July 19, 2021 at 10:17 pm

Gotta read more in depth, but from the article alone it seems they want to apply the RISC motto (use a simple instruction set, let the compiler optimize the best instruction order) to superscalar architectures (let the compiler choose the optimum number and type of execution units and how they are scheduled).

Report comment

Reply
jpa says:

July 19, 2021 at 11:13 pm

Typical downsides would be:

– Worse code density, because the instructions have to encode common operations in more detail. This leads to needing larger memory and caches.
– Lack of binary compatibility. If they add a new module (e.g. new parallel ALU) to a CPU model, all existing programs have to be recompiled.

Report comment

Reply
1. Al Williams says:
  
  July 20, 2021 at 7:34 am
  
  I have designed a few TTA CPUs (and have a patent on some features of one of them). They are nice because each execution unit has an address on the bus so as long as you don’t remove/change what’s there it is easy to add to it or even extend execution units in compatible ways (e.g., add a new register that wasn’t there before).
  
  Report comment
  
  Reply
mac012345 says:

July 19, 2021 at 11:33 pm

Been in two company that done that previously, both being failures (in the product term).
Why do they think they can succeed this time?

Report comment

Reply
1. aki009 says:
  
  July 19, 2021 at 11:44 pm
  
  Because someone is dangling a few million dollars in investor dollars in front of them, perhaps??
  
  Report comment
  
  Reply
  1. mac012345 says:
    
    July 20, 2021 at 2:18 am
    
    Both companies burned more than that…
    
    Report comment
    
    Reply
2. combinatorylogic says:
  
  July 20, 2021 at 12:52 am
  
  Because general purpose CPUs are meh. Not interesting. Nothing new to do in this market. And application specific compute accelerators only starting to be commercially viable (not counting the GPUs, of course). Look at all the inference and crypto accelerators out there.
  
  Such architectures are very beneficial for compute accelerators, and pretty much useless for the general purpose.
  
  Report comment
  
  Reply
  1. Ostracus says:
    
    July 20, 2021 at 5:19 pm
    
    Well there’s always adding specialized chip-lets to the fabric. Getting the best of both.
    
    Report comment
    
    Reply
Alphatek says:

July 20, 2021 at 1:10 am

Isn’t this just the same sort of thing as Taos’ virtual processor? It was pretty impressive at the time (saw it on an ARM/x86 pairing), and I think when they abandoned it, they moved to using their technology for JVMs.

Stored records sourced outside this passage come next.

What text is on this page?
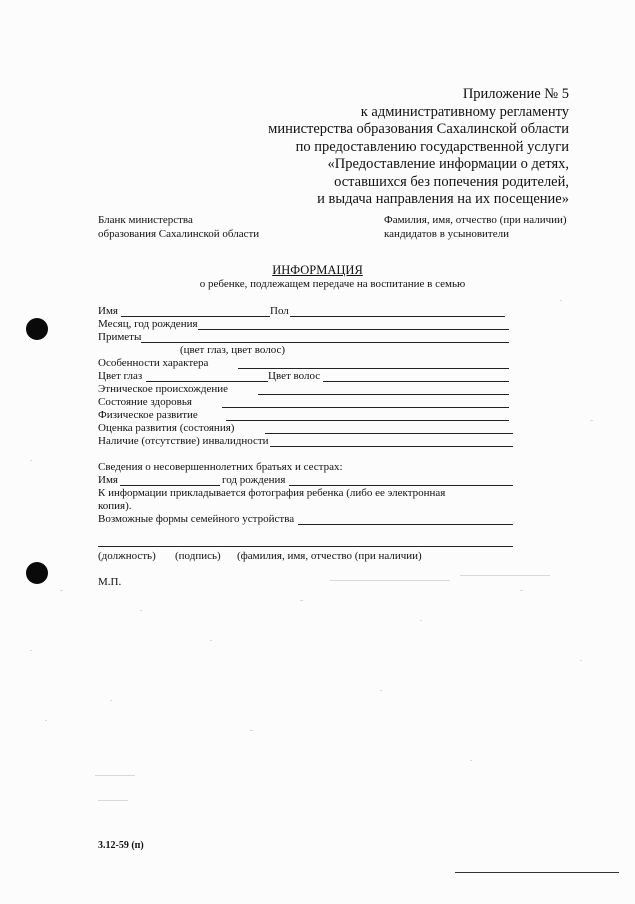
Приложение № 5
к административному регламенту
министерства образования Сахалинской области
по предоставлению государственной услуги
«Предоставление информации о детях,
оставшихся без попечения родителей,
и выдача направления на их посещение»
Бланк министерства
образования Сахалинской области
Фамилия, имя, отчество (при наличии)
кандидатов в усыновители
ИНФОРМАЦИЯ
о ребенке, подлежащем передаче на воспитание в семью
Имя	Пол
Месяц, год рождения
Приметы
(цвет глаз, цвет волос)
Особенности характера
Цвет глаз	Цвет волос
Этническое происхождение
Состояние здоровья
Физическое развитие
Оценка развития (состояния)
Наличие (отсутствие) инвалидности
Сведения о несовершеннолетних братьях и сестрах:
Имя	год рождения
К информации прикладывается фотография ребенка (либо ее электронная
копия).
Возможные формы семейного устройства
(должность) (подпись) (фамилия, имя, отчество (при наличии)
М.П.
3.12-59 (п)
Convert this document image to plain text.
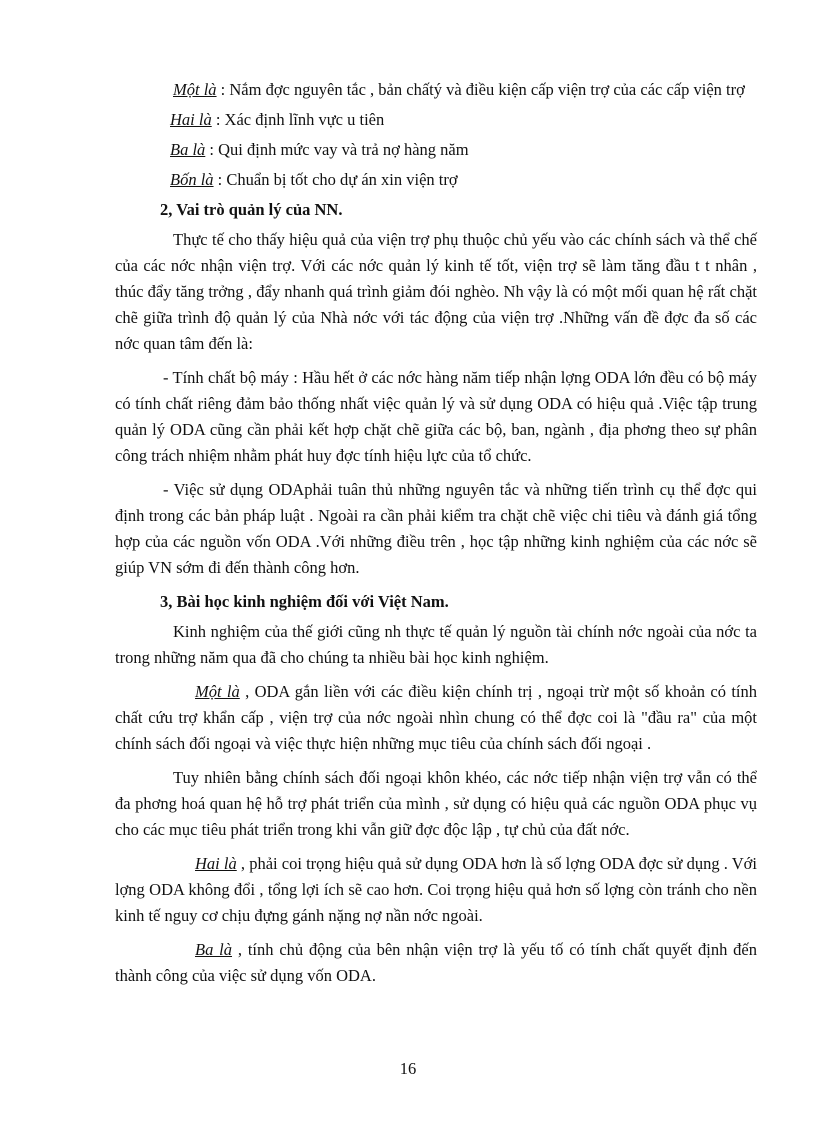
Một là : Nắm đợc nguyên tắc , bản chấtý và điều kiện cấp viện trợ của các cấp viện trợ

Hai là : Xác định lĩnh vực u tiên

Ba là : Qui định mức vay và trả nợ hàng năm

Bốn là : Chuẩn bị tốt cho dự án xin viện trợ

2, Vai trò quản lý của NN.

Thực tế cho thấy hiệu quả của viện trợ phụ thuộc chủ yếu vào các chính sách và thể chế của các nớc nhận viện trợ. Với các nớc quản lý kinh tế tốt, viện trợ sẽ làm tăng đầu t t nhân , thúc đẩy tăng trởng , đẩy nhanh quá trình giảm đói nghèo. Nh vậy là có một mối quan hệ rất chặt chẽ giữa trình độ quản lý của Nhà nớc với tác động của viện trợ .Những vấn đề đợc đa số các nớc quan tâm đến là:

- Tính chất bộ máy : Hầu hết ở các nớc hàng năm tiếp nhận lợng ODA lớn đều có bộ máy có tính chất riêng đảm bảo thống nhất việc quản lý và sử dụng ODA có hiệu quả .Việc tập trung quản lý ODA cũng cần phải kết hợp chặt chẽ giữa các bộ, ban, ngành , địa phơng theo sự phân công trách nhiệm nhằm phát huy đợc tính hiệu lực của tổ chức.

- Việc sử dụng ODAphải tuân thủ những nguyên tắc và những tiến trình cụ thể đợc qui định trong các bản pháp luật . Ngoài ra cần phải kiểm tra chặt chẽ việc chi tiêu và đánh giá tổng hợp của các nguồn vốn ODA .Với những điều trên , học tập những kinh nghiệm của các nớc sẽ giúp VN sớm đi đến thành công hơn.

3, Bài học kinh nghiệm đối với Việt Nam.

Kinh nghiệm của thế giới cũng nh thực tế quản lý nguồn tài chính nớc ngoài của nớc ta trong những năm qua đã cho chúng ta nhiều bài học kinh nghiệm.

Một là , ODA gắn liền với các điều kiện chính trị , ngoại trừ một số khoản có tính chất cứu trợ khẩn cấp , viện trợ của nớc ngoài nhìn chung có thể đợc coi là "đầu ra" của một chính sách đối ngoại và việc thực hiện những mục tiêu của chính sách đối ngoại .

Tuy nhiên bằng chính sách đối ngoại khôn khéo, các nớc tiếp nhận viện trợ vẫn có thể đa phơng hoá quan hệ hỗ trợ phát triển của mình , sử dụng có hiệu quả các nguồn ODA phục vụ cho các mục tiêu phát triển trong khi vẫn giữ đợc độc lập , tự chủ của đất nớc.

Hai là , phải coi trọng hiệu quả sử dụng ODA hơn là số lợng ODA đợc sử dụng . Với lợng ODA không đổi , tổng lợi ích sẽ cao hơn. Coi trọng hiệu quả hơn số lợng còn tránh cho nền kinh tế nguy cơ chịu đựng gánh nặng nợ nần nớc ngoài.

Ba là , tính chủ động của bên nhận viện trợ là yếu tố có tính chất quyết định đến thành công của việc sử dụng vốn ODA.

16
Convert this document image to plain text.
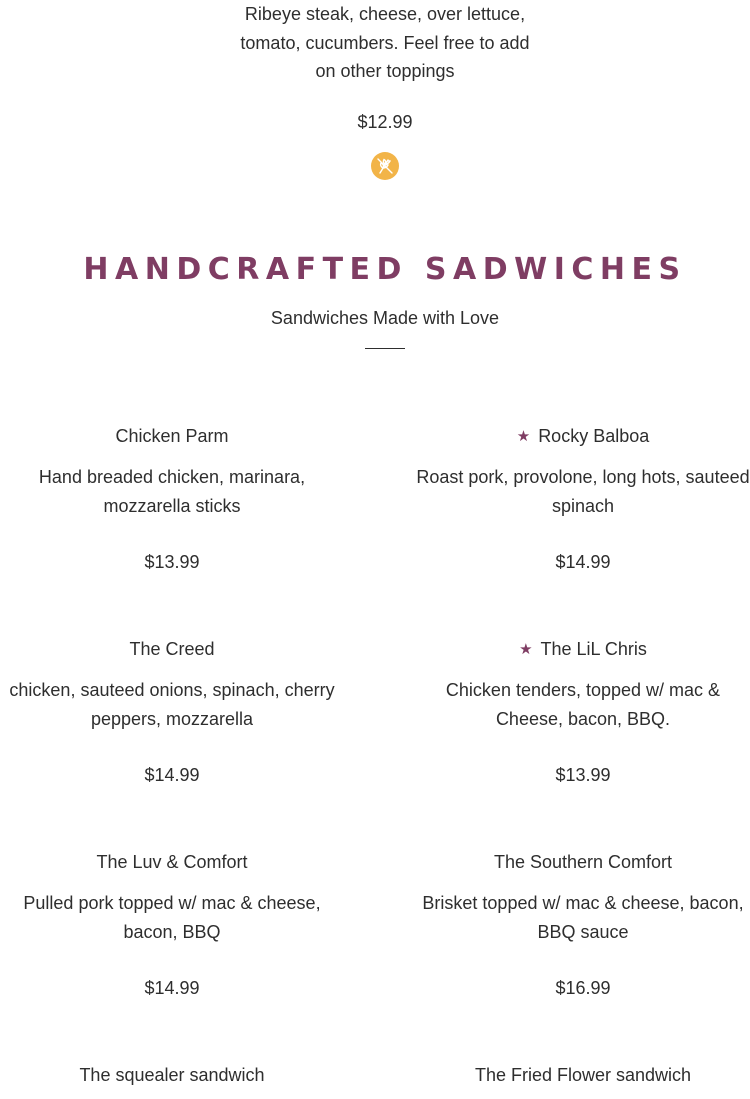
Ribeye steak, cheese, over lettuce, tomato, cucumbers. Feel free to add on other toppings
$12.99
HANDCRAFTED SADWICHES
Sandwiches Made with Love
Chicken Parm
Hand breaded chicken, marinara, mozzarella sticks
$13.99
★ Rocky Balboa
Roast pork, provolone, long hots, sauteed spinach
$14.99
The Creed
chicken, sauteed onions, spinach, cherry peppers, mozzarella
$14.99
★ The LiL Chris
Chicken tenders, topped w/ mac & Cheese, bacon, BBQ.
$13.99
The Luv & Comfort
Pulled pork topped w/ mac & cheese, bacon, BBQ
$14.99
The Southern Comfort
Brisket topped w/ mac & cheese, bacon, BBQ sauce
$16.99
The squealer sandwich	The Fried Flower sandwich
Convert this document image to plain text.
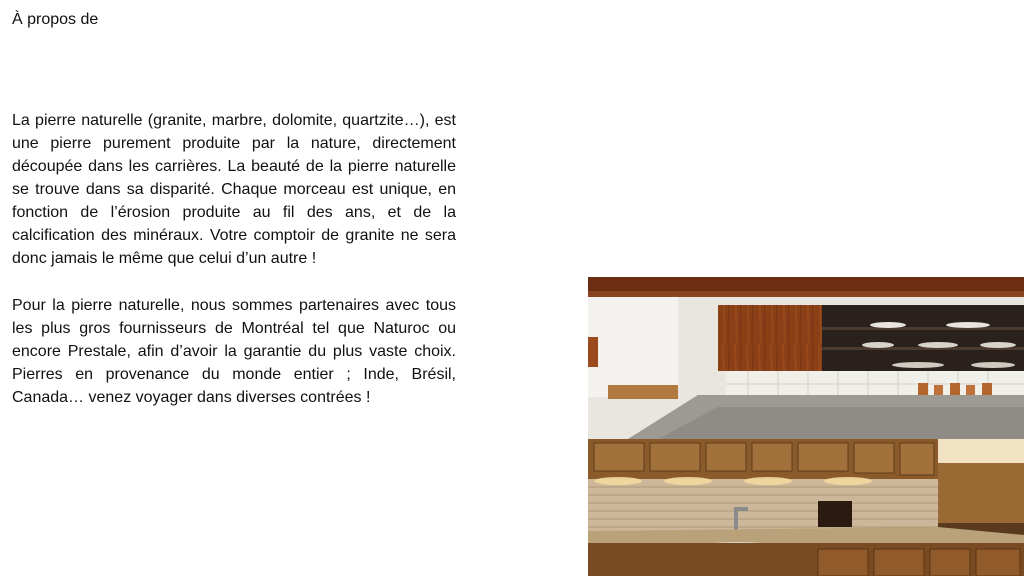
À propos de

La pierre naturelle (granite, marbre, dolomite, quartzite…), est une pierre purement produite par la nature, directement découpée dans les carrières. La beauté de la pierre naturelle se trouve dans sa disparité. Chaque morceau est unique, en fonction de l’érosion produite au fil des ans, et de la calcification des minéraux. Votre comptoir de granite ne sera donc jamais le même que celui d’un autre !

Pour la pierre naturelle, nous sommes partenaires avec tous les plus gros fournisseurs de Montréal tel que Naturoc ou encore Prestale, afin d’avoir la garantie du plus vaste choix. Pierres en provenance du monde entier ; Inde, Brésil, Canada… venez voyager dans diverses contrées !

Here’s a link to a Byte article about it from 1991: https://sites.google.com/site/dicknewsite/home/computing/byte-articles/the-taos-operating-system-1991

Report comment

Reply
1. David Given says:
  
  July 20, 2021 at 2:31 am
  
  It wasn’t abandoned; it was used all the way to the end until the company collapsed, at least in the second generation form. (I worked there right up until the end.) That article describes the earlier form, VP1. That actually started life as a complex set of macros for an existing assembler — it was incredibly simple! VP2 was much more sophisticated, with an unlimited number of virtual registers, expression tree representation for, er, expressions, and, eventually, strong typing.
  
  We did have a chip design house get really excited about it and got into talks about producing a CPU which ran VP2 natively. However we kept having to tell them that there was really no benefit over an existing CPU architecture.
  
  Report comment
  
  Reply
  1. Alphatek says:
    
    July 20, 2021 at 6:46 am
    
    Apologies, my poor writing/editing – I meant that Taos operating system was abandoned (at least, I understood it was when they went towards JVMs). I may even still have the dev kit on a couple of 3.5″ discs somewhere…
    
    Report comment
    
    Reply
tomás zerolo says:

July 20, 2021 at 1:17 am

Technically — yawn. As others said: microcode, WLIW, Transmeta. All of this has been coming and going as the ratio of CPU-to-storage bandwith changed over time.

What is changing more is: desperate investor capital in search of shiny ideas. So what counts nowadays is idea marketing, not the idea itself.

The sad part (I don’t mind those with the money playing casino) is that this mindset also pollutes free software and maker communities. Every newer project resembles more and more a marketing campaign these days.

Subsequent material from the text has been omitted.